Presidente da República anuncia retirada das FDS de algumas posições em Gorongosa

Data: 27/06/2017

O Presidente da República, Filipe Jacinto Nyusi, anunciou hoje, a retirada das Forças de Defesa e Segurança de algumas posições que ocuparam nos últimos anos na região de Gorongosa na Província de Sofala.

Trata-se das posições de Nhantaca, Mucotsa, Nhancunga, Mapanga Panga, Namadgiwa, Nhauchenge, Lourenço e Nhariosa, que foram acordadas com a Renamo no âmbito do diálogo político em curso no país, com o intuito de restabelecer a Paz no país.

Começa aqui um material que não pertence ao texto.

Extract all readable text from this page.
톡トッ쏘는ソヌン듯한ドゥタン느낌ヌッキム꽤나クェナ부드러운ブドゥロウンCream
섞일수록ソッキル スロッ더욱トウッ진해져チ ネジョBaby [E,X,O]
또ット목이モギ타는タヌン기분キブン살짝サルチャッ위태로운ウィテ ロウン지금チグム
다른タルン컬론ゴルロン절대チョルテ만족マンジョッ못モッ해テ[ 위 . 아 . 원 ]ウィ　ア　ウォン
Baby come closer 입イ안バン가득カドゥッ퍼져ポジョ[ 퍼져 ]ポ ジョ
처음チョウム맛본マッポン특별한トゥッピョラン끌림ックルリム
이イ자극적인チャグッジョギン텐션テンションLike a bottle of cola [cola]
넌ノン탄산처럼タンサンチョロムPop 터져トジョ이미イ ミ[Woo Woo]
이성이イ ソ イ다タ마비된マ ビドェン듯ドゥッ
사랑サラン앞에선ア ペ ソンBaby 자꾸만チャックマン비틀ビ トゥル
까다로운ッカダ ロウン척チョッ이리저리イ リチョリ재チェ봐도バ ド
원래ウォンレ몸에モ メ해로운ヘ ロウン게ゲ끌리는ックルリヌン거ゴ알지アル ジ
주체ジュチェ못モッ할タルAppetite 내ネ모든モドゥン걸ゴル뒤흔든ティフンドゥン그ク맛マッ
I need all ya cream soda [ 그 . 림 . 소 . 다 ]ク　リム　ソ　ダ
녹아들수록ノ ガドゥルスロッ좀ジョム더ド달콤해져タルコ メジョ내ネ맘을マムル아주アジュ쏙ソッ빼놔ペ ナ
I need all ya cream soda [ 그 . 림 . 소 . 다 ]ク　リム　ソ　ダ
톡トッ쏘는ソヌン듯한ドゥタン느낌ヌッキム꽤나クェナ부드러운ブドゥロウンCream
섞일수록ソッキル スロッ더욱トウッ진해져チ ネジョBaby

O Chefe do Estado falava na Praça dos Heróis Moçambicanos, em Maputo, depois de depositar uma coroa de flores por ocasião das festividades do 42º aniversário da Independência Nacional que hoje se assinala, acrescentando que a cultura de paz se mantém como premissa para a consolidação da nação moçambicana e garantia do seu desenvolvimento.
“Por isso, queremos, perante todos os moçambicanos, renovar o compromisso de continuar a fazer tudo que estiver ao nosso alcance para que os desígnios da paz, unidade e reconciliação sejam uma realidade”, disse o estadista moçambicano, reiterando a defesa do espírito de tolerância entre os cidadãos, e repúdio a todas as formas de descriminação e todas as práticas que perigam a paz e a fraternidade.
Segundo o Chefe de Estado, todas as acções são e foram confirmadas pela equipa conjunta de monitoria e verificação do processo em curso, tendo acrescentado que o diálogo com a Renamo continua através das Comissões de Descentralização e dos Assuntos Militares, que consensualmente acordaram vários assuntos dentre os quais a agenda de trabalhos, o mecanismo de monitoria e verificação da trégua, esta que também já entrou em funcionamento.
O estadista moçambicano disse, por outro lado, estar em curso a preparação das propostas dos documentos legais relativos a descentralização e, para o efeito, as comissões procuram soluções comensuráveis com a realidade que confortem a todos os moçambicanos e todos os que investem e residem no país.
Nyusi disse que o país está independente há 42 anos depois de uma luta tenaz de 10 anos conduzida pela Frente de Libertação de Moçambique (Frelimo), que, com sacrifício e valentia dos seus filhos, a conquistaram e, por conseguinte, a liberdade de escolher o seu próprio destino.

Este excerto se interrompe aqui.